In line with other studies, we recommend for future studies to invest more in the study design, type of data collection, and recording mechanisms (the outcome measure must be recorded independently from the exposure) before starting an intervention (12, 24). Intervention programmes must be set up with the possibility to evaluate the results annually. For example, longitudinal data could be analysed with a case–control or single-cohort design. In addition, once a year, all participating FSWs could be screened with laboratory-confirmed STI tests to determine the true prevalence.

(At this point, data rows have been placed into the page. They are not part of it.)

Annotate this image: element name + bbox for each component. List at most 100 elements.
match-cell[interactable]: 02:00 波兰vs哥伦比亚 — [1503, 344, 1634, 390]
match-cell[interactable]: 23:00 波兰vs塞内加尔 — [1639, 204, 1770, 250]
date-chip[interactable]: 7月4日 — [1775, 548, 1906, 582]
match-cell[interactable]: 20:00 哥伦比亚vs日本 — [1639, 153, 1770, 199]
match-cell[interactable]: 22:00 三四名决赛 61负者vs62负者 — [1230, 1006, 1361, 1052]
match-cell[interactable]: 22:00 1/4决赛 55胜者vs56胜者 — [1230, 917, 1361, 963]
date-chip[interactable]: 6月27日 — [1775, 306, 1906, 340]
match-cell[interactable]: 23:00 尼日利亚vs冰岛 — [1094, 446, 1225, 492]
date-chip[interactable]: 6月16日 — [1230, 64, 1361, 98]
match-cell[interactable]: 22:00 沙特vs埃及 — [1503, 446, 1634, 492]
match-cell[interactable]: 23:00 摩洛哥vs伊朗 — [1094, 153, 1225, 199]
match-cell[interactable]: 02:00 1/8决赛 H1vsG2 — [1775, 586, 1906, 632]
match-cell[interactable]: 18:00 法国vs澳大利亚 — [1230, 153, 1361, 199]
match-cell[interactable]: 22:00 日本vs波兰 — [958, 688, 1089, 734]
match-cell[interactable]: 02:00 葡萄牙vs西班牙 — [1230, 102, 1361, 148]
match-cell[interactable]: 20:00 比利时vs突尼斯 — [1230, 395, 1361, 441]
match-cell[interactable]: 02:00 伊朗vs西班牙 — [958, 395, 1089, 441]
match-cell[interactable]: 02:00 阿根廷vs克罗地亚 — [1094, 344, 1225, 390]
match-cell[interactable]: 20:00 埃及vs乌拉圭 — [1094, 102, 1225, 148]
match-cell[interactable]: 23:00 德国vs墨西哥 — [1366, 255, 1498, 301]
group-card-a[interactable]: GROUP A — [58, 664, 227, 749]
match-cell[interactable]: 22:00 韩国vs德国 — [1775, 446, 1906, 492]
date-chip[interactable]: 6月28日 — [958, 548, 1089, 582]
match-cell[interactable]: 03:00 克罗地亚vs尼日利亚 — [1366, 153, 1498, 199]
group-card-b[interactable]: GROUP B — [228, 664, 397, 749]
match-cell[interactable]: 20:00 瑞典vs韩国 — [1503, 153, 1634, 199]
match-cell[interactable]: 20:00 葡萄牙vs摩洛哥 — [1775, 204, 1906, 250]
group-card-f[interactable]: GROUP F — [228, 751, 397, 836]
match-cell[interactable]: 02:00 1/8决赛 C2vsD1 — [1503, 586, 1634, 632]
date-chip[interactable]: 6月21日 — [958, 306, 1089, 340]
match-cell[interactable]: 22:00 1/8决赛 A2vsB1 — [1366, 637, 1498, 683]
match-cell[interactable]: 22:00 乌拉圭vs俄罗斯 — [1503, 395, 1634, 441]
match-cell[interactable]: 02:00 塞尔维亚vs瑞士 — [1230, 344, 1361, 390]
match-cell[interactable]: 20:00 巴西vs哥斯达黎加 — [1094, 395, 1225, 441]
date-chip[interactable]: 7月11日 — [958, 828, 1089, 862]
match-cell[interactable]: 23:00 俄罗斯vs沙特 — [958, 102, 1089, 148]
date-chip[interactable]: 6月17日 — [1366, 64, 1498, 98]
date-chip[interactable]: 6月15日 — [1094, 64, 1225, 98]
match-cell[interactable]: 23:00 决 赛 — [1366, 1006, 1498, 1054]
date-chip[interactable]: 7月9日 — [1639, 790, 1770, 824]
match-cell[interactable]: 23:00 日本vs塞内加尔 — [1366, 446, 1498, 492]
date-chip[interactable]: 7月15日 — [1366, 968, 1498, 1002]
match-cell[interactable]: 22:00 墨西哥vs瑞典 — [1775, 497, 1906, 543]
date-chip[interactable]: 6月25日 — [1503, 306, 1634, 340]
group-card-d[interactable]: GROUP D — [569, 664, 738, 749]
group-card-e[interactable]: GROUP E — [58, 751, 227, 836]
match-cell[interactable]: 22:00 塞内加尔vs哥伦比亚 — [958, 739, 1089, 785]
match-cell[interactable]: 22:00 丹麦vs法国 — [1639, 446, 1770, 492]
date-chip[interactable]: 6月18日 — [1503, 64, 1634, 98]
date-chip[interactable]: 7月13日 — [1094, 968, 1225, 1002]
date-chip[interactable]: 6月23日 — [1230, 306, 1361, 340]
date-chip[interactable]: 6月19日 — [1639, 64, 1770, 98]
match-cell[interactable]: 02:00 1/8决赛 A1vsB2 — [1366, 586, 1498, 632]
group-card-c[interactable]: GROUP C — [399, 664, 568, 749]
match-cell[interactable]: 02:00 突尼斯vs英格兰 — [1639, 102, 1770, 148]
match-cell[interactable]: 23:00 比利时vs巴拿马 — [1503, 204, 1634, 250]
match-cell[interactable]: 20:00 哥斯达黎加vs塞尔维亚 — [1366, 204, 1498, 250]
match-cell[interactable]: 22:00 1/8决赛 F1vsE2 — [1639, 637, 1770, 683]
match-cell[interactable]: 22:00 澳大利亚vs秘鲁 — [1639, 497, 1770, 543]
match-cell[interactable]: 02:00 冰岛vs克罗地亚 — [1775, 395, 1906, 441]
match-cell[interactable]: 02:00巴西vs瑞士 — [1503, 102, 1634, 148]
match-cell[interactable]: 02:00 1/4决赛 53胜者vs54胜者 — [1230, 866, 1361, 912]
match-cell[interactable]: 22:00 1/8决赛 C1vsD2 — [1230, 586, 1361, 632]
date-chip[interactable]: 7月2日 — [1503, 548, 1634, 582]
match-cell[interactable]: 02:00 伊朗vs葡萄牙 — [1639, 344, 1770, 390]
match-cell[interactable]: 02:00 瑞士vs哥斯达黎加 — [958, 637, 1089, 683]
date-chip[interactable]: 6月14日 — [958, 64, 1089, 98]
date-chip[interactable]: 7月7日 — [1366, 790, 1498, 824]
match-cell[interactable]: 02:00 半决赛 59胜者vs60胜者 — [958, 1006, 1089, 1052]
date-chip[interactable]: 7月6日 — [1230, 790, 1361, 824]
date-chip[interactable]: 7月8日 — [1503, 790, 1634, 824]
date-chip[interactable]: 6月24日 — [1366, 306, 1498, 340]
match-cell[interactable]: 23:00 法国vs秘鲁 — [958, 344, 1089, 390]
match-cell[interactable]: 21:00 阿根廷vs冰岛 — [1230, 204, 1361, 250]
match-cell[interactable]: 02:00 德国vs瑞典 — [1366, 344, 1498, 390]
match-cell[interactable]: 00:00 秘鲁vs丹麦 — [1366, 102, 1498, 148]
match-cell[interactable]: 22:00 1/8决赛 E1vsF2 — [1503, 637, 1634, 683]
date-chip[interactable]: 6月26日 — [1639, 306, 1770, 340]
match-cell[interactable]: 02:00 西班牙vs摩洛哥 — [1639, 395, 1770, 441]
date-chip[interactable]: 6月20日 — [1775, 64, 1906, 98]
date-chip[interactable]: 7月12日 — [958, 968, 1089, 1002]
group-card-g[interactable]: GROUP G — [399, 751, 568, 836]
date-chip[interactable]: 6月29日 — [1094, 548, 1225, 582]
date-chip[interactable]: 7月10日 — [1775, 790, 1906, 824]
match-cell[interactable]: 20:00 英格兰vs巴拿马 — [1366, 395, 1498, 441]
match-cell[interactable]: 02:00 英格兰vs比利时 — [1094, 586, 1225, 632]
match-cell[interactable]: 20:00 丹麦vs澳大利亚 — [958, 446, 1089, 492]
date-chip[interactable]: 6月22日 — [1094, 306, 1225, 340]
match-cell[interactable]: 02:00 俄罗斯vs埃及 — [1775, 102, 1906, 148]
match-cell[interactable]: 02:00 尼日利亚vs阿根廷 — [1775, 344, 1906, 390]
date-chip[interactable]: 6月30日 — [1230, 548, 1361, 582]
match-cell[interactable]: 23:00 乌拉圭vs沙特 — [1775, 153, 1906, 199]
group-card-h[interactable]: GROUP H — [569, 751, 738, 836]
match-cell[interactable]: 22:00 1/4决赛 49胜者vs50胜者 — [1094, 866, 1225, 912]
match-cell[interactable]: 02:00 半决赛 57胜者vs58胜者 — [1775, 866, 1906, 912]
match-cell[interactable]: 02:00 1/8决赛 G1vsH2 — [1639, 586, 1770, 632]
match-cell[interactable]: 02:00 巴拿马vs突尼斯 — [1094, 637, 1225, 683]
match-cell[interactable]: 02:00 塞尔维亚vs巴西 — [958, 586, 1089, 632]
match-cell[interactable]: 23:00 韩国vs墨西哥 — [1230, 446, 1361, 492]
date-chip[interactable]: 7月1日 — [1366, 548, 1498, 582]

In conclusion, we were able to describe condom use, programme exposure, and STI incidence rate over follow-up years for the participating FSWs in the Pragati programme. These FSWs showed a significant increase in programme exposure and condom use and a significant decrease in STI incidence rate. It will be interesting to report on a longer follow-up period to see how the STI incidence rate develops, ideally with the incorporation of a control group, to further quantity the results of the Pragati empowerment programme on the lives and livelihoods of the participating FSWs in Bangalore.

Acknowledgements

We are very grateful to and thank all the FSWs for participating in the Pragati programme. We are very grateful to Benoy Peter, Coordinator, Knowledge Management and Policy Shaping, Swasti A Health Resource Centre, for all his assistance. Pragati is being implemented as a partnership between Swathi Mahila Sanga, a community-based organisation of women in sex work; Swasti, a health resource centre that focusses on social and management dimensions in the health sector; and the Karnataka Health Promotion Trust, an implementation and funding agency. We are very grateful to Reinier W. ten Kate, MD, PhD, and Kennemer Gasthuis Haarlem for reviewing an earlier revision of the manuscript. The Pragati programme is funded by the Bill and Melinda Gates Foundation – Avahan's Sankalp programme. We thank all these organisations for their contribution to the Pragati programme and this article.

To access the supplementary material for this article, please see the Supplementary files under Article Tools online.

Conflict of interest and funding

The authors have not received any funding or benefits from industry or elsewhere to conduct this study.